For now, I want to leave aside the bias of the “muckraking” newspapers that always side with litigants against big bad corporations. The article endorses a parallel to the great muckraking talisman of the 20th century, i.e. Watergate:
Clarence M. Ditlow, executive director at the Center for Auto Safety, a nonprofit advocacy group, was invited last month to speak about distracted driving by the Federal Communications Commission. He told the audience that the cellphone industry was selling a product consumers can use dangerously — without properly warning them or providing safeguards.
He added: “The only questions are: what did they know, and when did they know it?”On a related problem, I’ll set aside the chronic error by reporters (as well-chronicled by John Stossel) of worrying about the wrong risks as members of the “Fear Industrial Complex.” I’m also not offering judgement on specific advertisements, or the (seemingly implausible) claim that drivers wouldn’t know that this is distracting unless the industry warned them.
Instead, I want to confront the ahistoric ignorance of the premise of the story. The reason that mobile phones were promoted as car phones in 1983 is because that’s what they’d been for the previous three decades.
One snippet (and photo) from the story examines the October 13, 1953 press conference marking the first “official” US cellphone call, made on the Chicago Bell-operated network by a Bell Labs engineer.
Beginning in 1996, I studied the history and pre-history of the cellphone industry — in US, Japan, Germany, Sweden, Finland, and published papers in 2000 and
The reason that 1st generation cellphones were marked as carphones because they were designed as carphones — the successor to 30 years of carphones since the first one in St. Louis in 1946. To relieve chronic capacity problems, AT&T tried for 20 years to get FCC permission to launch a cellular system, and ran a test system in Chicago for six years before the “official” launch. (NTT’s 1979 official launch looked a lot like the AT&T field test.)
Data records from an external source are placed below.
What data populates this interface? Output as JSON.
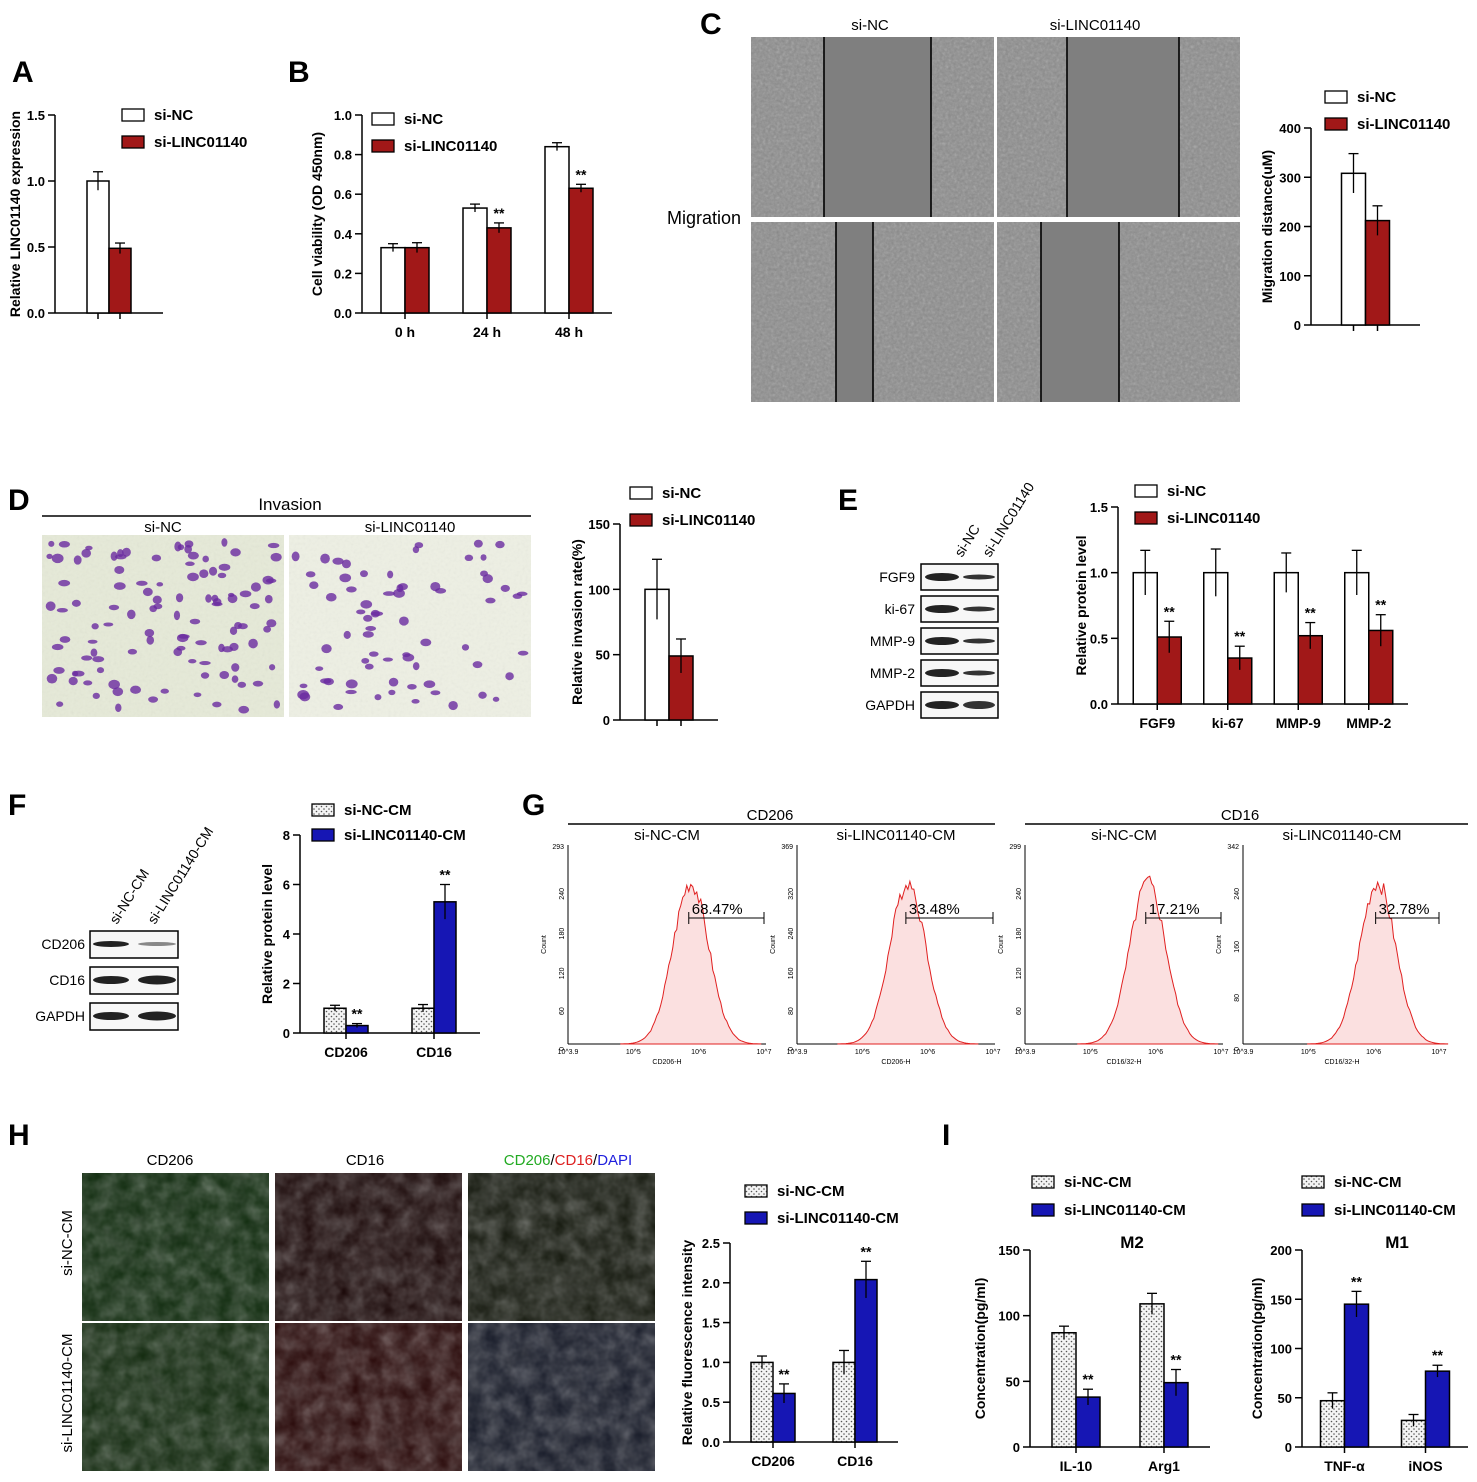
{
  "colors": {
    "nc": "#ffffff",
    "si": "#a11818",
    "cm_nc": "#f2f2f2",
    "cm_si": "#1616b4",
    "hist_fill": "#fbe0e0",
    "hist_line": "#e02020",
    "dot_pattern": "dotted-fill"
  },
  "panels": {
    "A": {
      "letter": "A",
      "legend": [
        "si-NC",
        "si-LINC01140"
      ],
      "chart_data": {
        "type": "bar",
        "categories": [
          ""
        ],
        "series": [
          {
            "name": "si-NC",
            "values": [
              1.0
            ],
            "errors": [
              0.07
            ]
          },
          {
            "name": "si-LINC01140",
            "values": [
              0.49
            ],
            "errors": [
              0.04
            ]
          }
        ],
        "ylabel": "Relative LINC01140 expression",
        "ylim": [
          0,
          1.5
        ],
        "yticks": [
          "0.0",
          "0.5",
          "1.0",
          "1.5"
        ],
        "annotations": [
          "",
          "**"
        ]
      }
    },
    "B": {
      "letter": "B",
      "legend": [
        "si-NC",
        "si-LINC01140"
      ],
      "chart_data": {
        "type": "bar",
        "categories": [
          "0 h",
          "24 h",
          "48 h"
        ],
        "series": [
          {
            "name": "si-NC",
            "values": [
              0.33,
              0.53,
              0.84
            ],
            "errors": [
              0.02,
              0.02,
              0.02
            ]
          },
          {
            "name": "si-LINC01140",
            "values": [
              0.33,
              0.43,
              0.63
            ],
            "errors": [
              0.025,
              0.025,
              0.02
            ]
          }
        ],
        "ylabel": "Cell viability (OD 450nm)",
        "ylim": [
          0,
          1.0
        ],
        "yticks": [
          "0.0",
          "0.2",
          "0.4",
          "0.6",
          "0.8",
          "1.0"
        ],
        "annotations": [
          "",
          "**",
          "**"
        ]
      }
    },
    "C": {
      "letter": "C",
      "col_labels": [
        "si-NC",
        "si-LINC01140"
      ],
      "row_label": "Migration",
      "legend": [
        "si-NC",
        "si-LINC01140"
      ],
      "chart_data": {
        "type": "bar",
        "categories": [
          ""
        ],
        "series": [
          {
            "name": "si-NC",
            "values": [
              308
            ],
            "errors": [
              40
            ]
          },
          {
            "name": "si-LINC01140",
            "values": [
              212
            ],
            "errors": [
              30
            ]
          }
        ],
        "ylabel": "Migration distance(uM)",
        "ylim": [
          0,
          400
        ],
        "yticks": [
          "0",
          "100",
          "200",
          "300",
          "400"
        ],
        "annotations": [
          "",
          "*"
        ]
      }
    },
    "D": {
      "letter": "D",
      "header": "Invasion",
      "col_labels": [
        "si-NC",
        "si-LINC01140"
      ],
      "legend": [
        "si-NC",
        "si-LINC01140"
      ],
      "chart_data": {
        "type": "bar",
        "categories": [
          ""
        ],
        "series": [
          {
            "name": "si-NC",
            "values": [
              100
            ],
            "errors": [
              23
            ]
          },
          {
            "name": "si-LINC01140",
            "values": [
              49
            ],
            "errors": [
              13
            ]
          }
        ],
        "ylabel": "Relative invasion rate(%)",
        "ylim": [
          0,
          150
        ],
        "yticks": [
          "0",
          "50",
          "100",
          "150"
        ],
        "annotations": [
          "",
          "*"
        ]
      }
    },
    "E": {
      "letter": "E",
      "blot_lanes": [
        "si-NC",
        "si-LINC01140"
      ],
      "blot_rows": [
        "FGF9",
        "ki-67",
        "MMP-9",
        "MMP-2",
        "GAPDH"
      ],
      "legend": [
        "si-NC",
        "si-LINC01140"
      ],
      "chart_data": {
        "type": "bar",
        "categories": [
          "FGF9",
          "ki-67",
          "MMP-9",
          "MMP-2"
        ],
        "series": [
          {
            "name": "si-NC",
            "values": [
              1.0,
              1.0,
              1.0,
              1.0
            ],
            "errors": [
              0.17,
              0.18,
              0.15,
              0.17
            ]
          },
          {
            "name": "si-LINC01140",
            "values": [
              0.51,
              0.35,
              0.52,
              0.56
            ],
            "errors": [
              0.12,
              0.09,
              0.1,
              0.12
            ]
          }
        ],
        "ylabel": "Relative protein level",
        "ylim": [
          0,
          1.5
        ],
        "yticks": [
          "0.0",
          "0.5",
          "1.0",
          "1.5"
        ],
        "annotations": [
          "**",
          "**",
          "**",
          "**"
        ]
      }
    },
    "F": {
      "letter": "F",
      "blot_lanes": [
        "si-NC-CM",
        "si-LINC01140-CM"
      ],
      "blot_rows": [
        "CD206",
        "CD16",
        "GAPDH"
      ],
      "legend": [
        "si-NC-CM",
        "si-LINC01140-CM"
      ],
      "chart_data": {
        "type": "bar",
        "categories": [
          "CD206",
          "CD16"
        ],
        "series": [
          {
            "name": "si-NC-CM",
            "values": [
              1.0,
              1.0
            ],
            "errors": [
              0.12,
              0.15
            ]
          },
          {
            "name": "si-LINC01140-CM",
            "values": [
              0.3,
              5.3
            ],
            "errors": [
              0.08,
              0.7
            ]
          }
        ],
        "ylabel": "Relative protein level",
        "ylim": [
          0,
          8
        ],
        "yticks": [
          "0",
          "2",
          "4",
          "6",
          "8"
        ],
        "annotations": [
          "**",
          "**"
        ]
      }
    },
    "G": {
      "letter": "G",
      "groups": [
        "CD206",
        "CD16"
      ],
      "subs": [
        "si-NC-CM",
        "si-LINC01140-CM",
        "si-NC-CM",
        "si-LINC01140-CM"
      ],
      "percents": [
        "68.47%",
        "33.48%",
        "17.21%",
        "32.78%"
      ],
      "ymax": [
        "293",
        "369",
        "299",
        "342"
      ],
      "yticks_a": [
        "240",
        "180",
        "120",
        "60",
        "0"
      ],
      "yticks_b": [
        "320",
        "240",
        "160",
        "80",
        "0"
      ],
      "yticks_c": [
        "240",
        "180",
        "120",
        "60",
        "0"
      ],
      "yticks_d": [
        "240",
        "160",
        "80",
        "0"
      ],
      "ylabel": "Count",
      "xticks": [
        "10^3.9",
        "10^5",
        "10^6",
        "10^7"
      ],
      "xlabels": [
        "CD206-H",
        "CD206-H",
        "CD16/32-H",
        "CD16/32-H"
      ]
    },
    "H": {
      "letter": "H",
      "col_labels": [
        "CD206",
        "CD16"
      ],
      "merge_label": [
        "CD206",
        "/",
        "CD16",
        "/",
        "DAPI"
      ],
      "row_labels": [
        "si-NC-CM",
        "si-LINC01140-CM"
      ],
      "legend": [
        "si-NC-CM",
        "si-LINC01140-CM"
      ],
      "chart_data": {
        "type": "bar",
        "categories": [
          "CD206",
          "CD16"
        ],
        "series": [
          {
            "name": "si-NC-CM",
            "values": [
              1.0,
              1.0
            ],
            "errors": [
              0.08,
              0.15
            ]
          },
          {
            "name": "si-LINC01140-CM",
            "values": [
              0.61,
              2.04
            ],
            "errors": [
              0.12,
              0.23
            ]
          }
        ],
        "ylabel": "Relative fluorescence intensity",
        "ylim": [
          0,
          2.5
        ],
        "yticks": [
          "0.0",
          "0.5",
          "1.0",
          "1.5",
          "2.0",
          "2.5"
        ],
        "annotations": [
          "**",
          "**"
        ]
      }
    },
    "I": {
      "letter": "I",
      "legend": [
        "si-NC-CM",
        "si-LINC01140-CM"
      ],
      "chart_data": [
        {
          "type": "bar",
          "title": "M2",
          "categories": [
            "IL-10",
            "Arg1"
          ],
          "series": [
            {
              "name": "si-NC-CM",
              "values": [
                87,
                109
              ],
              "errors": [
                5,
                8
              ]
            },
            {
              "name": "si-LINC01140-CM",
              "values": [
                38,
                49
              ],
              "errors": [
                6,
                10
              ]
            }
          ],
          "ylabel": "Concentration(pg/ml)",
          "ylim": [
            0,
            150
          ],
          "yticks": [
            "0",
            "50",
            "100",
            "150"
          ],
          "annotations": [
            "**",
            "**"
          ]
        },
        {
          "type": "bar",
          "title": "M1",
          "categories": [
            "TNF-α",
            "iNOS"
          ],
          "series": [
            {
              "name": "si-NC-CM",
              "values": [
                47,
                27
              ],
              "errors": [
                8,
                6
              ]
            },
            {
              "name": "si-LINC01140-CM",
              "values": [
                145,
                77
              ],
              "errors": [
                13,
                6
              ]
            }
          ],
          "ylabel": "Concentration(pg/ml)",
          "ylim": [
            0,
            200
          ],
          "yticks": [
            "0",
            "50",
            "100",
            "150",
            "200"
          ],
          "annotations": [
            "**",
            "**"
          ]
        }
      ]
    }
  }
}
The Times reporter dismisses this as not relevant — that the niche phones of the 1960s (aka IMTS) had nothing to do with the mass market phones of the 1980s.
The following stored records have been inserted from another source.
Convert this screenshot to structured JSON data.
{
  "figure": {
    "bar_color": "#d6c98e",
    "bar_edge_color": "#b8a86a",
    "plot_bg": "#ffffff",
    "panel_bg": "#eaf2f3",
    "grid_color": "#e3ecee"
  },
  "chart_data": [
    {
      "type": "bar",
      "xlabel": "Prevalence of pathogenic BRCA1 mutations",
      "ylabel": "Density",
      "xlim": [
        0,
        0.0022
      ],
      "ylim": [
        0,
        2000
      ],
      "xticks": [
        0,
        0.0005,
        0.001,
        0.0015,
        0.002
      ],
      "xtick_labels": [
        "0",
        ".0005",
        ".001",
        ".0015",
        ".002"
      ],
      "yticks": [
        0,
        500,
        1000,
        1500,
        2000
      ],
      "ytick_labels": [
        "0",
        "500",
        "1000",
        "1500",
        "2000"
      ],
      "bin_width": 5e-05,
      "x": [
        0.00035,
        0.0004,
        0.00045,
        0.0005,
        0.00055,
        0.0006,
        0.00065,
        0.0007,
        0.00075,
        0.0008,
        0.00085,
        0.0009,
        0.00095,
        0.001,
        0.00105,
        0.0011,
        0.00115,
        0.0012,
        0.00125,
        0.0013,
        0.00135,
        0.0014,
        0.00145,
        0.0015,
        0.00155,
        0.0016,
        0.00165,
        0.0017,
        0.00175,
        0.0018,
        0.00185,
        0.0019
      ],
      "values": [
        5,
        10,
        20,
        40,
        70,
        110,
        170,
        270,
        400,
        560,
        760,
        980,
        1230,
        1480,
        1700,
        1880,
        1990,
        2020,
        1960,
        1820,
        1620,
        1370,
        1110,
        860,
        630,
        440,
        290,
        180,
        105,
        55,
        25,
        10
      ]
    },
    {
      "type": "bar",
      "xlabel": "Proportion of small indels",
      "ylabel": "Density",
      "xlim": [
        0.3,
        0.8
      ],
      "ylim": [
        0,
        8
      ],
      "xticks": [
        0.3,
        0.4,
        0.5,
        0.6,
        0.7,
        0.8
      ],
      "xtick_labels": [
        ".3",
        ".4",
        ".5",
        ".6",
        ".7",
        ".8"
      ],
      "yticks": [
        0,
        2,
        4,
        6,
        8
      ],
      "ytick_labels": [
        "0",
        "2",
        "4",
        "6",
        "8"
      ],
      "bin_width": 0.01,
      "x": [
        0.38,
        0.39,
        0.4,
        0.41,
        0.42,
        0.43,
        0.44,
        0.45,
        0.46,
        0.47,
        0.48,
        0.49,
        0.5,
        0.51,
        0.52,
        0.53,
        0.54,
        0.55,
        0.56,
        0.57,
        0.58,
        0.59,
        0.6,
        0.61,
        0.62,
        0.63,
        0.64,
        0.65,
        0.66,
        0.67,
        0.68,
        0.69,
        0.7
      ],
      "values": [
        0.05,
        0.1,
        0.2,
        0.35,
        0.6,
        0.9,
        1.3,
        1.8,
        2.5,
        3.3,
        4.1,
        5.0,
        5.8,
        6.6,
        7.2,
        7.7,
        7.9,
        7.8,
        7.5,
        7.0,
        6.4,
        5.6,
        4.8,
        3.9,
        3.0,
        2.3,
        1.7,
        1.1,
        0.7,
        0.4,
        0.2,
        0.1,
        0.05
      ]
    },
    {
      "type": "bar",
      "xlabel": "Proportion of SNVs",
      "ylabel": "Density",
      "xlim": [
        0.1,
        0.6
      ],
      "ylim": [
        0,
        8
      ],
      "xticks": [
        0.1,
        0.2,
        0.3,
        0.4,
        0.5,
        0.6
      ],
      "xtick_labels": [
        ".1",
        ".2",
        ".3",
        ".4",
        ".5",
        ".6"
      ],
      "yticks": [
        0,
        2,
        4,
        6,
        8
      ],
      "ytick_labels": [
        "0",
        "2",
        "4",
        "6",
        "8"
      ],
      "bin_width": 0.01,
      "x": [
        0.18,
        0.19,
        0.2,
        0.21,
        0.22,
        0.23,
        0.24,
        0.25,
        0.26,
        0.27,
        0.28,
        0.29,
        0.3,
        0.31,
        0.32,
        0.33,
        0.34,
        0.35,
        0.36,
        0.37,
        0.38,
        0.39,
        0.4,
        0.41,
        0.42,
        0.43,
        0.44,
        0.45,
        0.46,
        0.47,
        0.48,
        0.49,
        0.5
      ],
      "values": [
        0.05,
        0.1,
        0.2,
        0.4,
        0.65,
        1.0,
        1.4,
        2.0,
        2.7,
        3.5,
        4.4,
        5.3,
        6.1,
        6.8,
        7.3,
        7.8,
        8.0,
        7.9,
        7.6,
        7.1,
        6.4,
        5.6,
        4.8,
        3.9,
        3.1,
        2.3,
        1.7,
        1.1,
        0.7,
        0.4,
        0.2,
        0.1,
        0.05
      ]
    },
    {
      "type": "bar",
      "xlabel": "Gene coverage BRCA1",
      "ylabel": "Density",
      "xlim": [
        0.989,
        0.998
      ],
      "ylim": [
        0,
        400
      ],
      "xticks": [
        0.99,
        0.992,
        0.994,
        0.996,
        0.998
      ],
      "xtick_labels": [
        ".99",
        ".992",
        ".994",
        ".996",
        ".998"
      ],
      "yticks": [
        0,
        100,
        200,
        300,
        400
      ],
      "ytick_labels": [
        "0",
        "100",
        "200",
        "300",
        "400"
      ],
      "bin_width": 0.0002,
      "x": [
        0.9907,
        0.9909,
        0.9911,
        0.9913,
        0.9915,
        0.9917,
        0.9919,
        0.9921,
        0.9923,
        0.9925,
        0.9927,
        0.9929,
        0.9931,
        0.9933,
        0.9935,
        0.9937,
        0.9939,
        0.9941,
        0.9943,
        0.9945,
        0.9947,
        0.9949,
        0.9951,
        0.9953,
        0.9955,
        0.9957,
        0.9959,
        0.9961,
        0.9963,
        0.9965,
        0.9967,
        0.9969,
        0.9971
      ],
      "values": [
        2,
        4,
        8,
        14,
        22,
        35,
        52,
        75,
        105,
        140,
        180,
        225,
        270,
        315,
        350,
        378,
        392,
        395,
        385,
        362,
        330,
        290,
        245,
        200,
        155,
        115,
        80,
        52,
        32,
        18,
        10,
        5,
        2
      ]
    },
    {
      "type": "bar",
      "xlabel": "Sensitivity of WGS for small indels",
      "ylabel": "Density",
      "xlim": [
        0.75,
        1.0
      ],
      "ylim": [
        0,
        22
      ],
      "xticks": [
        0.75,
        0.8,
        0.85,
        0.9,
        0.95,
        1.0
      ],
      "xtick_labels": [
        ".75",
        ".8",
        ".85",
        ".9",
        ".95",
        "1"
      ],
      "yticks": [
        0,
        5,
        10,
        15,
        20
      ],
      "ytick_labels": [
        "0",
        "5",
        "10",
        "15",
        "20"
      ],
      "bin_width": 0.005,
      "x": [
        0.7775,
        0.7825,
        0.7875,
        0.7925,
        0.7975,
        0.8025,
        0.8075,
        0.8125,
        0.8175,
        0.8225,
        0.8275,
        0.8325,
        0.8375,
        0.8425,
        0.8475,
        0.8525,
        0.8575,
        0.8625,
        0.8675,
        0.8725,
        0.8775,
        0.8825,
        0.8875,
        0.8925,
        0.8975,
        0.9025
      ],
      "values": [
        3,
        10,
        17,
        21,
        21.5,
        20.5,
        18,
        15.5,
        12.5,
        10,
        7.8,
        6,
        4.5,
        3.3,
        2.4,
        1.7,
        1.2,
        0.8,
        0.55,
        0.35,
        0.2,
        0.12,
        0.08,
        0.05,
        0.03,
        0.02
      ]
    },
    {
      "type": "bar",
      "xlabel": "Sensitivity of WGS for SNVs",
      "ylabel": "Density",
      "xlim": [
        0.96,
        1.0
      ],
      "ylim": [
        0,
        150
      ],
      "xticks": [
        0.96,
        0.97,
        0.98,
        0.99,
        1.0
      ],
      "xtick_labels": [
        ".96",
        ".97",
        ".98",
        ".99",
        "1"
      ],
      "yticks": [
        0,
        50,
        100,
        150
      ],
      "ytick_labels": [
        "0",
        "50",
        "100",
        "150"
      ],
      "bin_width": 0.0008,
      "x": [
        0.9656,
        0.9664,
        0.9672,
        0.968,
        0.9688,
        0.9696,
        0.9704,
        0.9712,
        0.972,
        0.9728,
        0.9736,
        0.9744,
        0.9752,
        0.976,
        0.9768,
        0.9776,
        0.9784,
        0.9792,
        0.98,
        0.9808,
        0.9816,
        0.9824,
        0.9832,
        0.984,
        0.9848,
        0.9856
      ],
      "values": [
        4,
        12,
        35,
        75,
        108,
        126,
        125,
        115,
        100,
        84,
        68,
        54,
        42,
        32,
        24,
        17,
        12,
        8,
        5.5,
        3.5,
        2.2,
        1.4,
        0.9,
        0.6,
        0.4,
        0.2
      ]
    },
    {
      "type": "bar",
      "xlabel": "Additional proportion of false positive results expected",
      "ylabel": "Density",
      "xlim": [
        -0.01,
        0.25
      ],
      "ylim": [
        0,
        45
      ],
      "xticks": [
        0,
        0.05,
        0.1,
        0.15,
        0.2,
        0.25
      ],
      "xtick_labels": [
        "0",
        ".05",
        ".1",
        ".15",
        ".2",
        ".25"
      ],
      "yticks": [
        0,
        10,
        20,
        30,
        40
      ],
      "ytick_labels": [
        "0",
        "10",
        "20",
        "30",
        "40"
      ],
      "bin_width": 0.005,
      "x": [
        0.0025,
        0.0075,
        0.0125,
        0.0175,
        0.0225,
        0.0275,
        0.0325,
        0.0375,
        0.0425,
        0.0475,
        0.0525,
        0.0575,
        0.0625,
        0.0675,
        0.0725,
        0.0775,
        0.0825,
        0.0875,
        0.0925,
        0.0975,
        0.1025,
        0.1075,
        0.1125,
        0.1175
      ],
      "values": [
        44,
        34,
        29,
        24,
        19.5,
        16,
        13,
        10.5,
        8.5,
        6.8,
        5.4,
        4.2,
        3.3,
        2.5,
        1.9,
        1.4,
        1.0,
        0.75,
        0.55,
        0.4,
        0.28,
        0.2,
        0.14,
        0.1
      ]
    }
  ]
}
In 1983, everyone (except for a few crazy guys at Motorola) were assuming they were carphones. If you read the Bell Labs design explanation for AMPS — as reported in the January 1979 issue of the Bell Labs Technical Journal — it describes a system with a small control unit on the transmission hump and a big, power-hungry radio in the trunk. In my research, I spoke to an early entrepreneur who made money installing these $2000+ systems in rich folks’ cars.
In fact, as I showed in a 2002 article, AT&T thought so little of the cellphone business opportunity that it gave away the business to the local Baby Bells. Talk about mistakes. Remember that PacBell was bought by Southwestern Bell because — after spinning out AirTouch — it was sickly and dying. Similar, AT&T was bought by Southwestern Bell after long distance went away as a viable business.
Of course, AT&T thought so little of cellphones because it had a McKinsey consulting report predict that the US would have a total of 1 million cellphones by 2000. (The actual number was 97 million).
So again, this says nothing about what was or was not appropriate advertising in 1990 or 1995. But cellphones were initially marketed by the Baby Bells as carphones because that was all that was technically feasible, that was what they’d been selling for decades, and (at least initially) that’s all they thought it would be.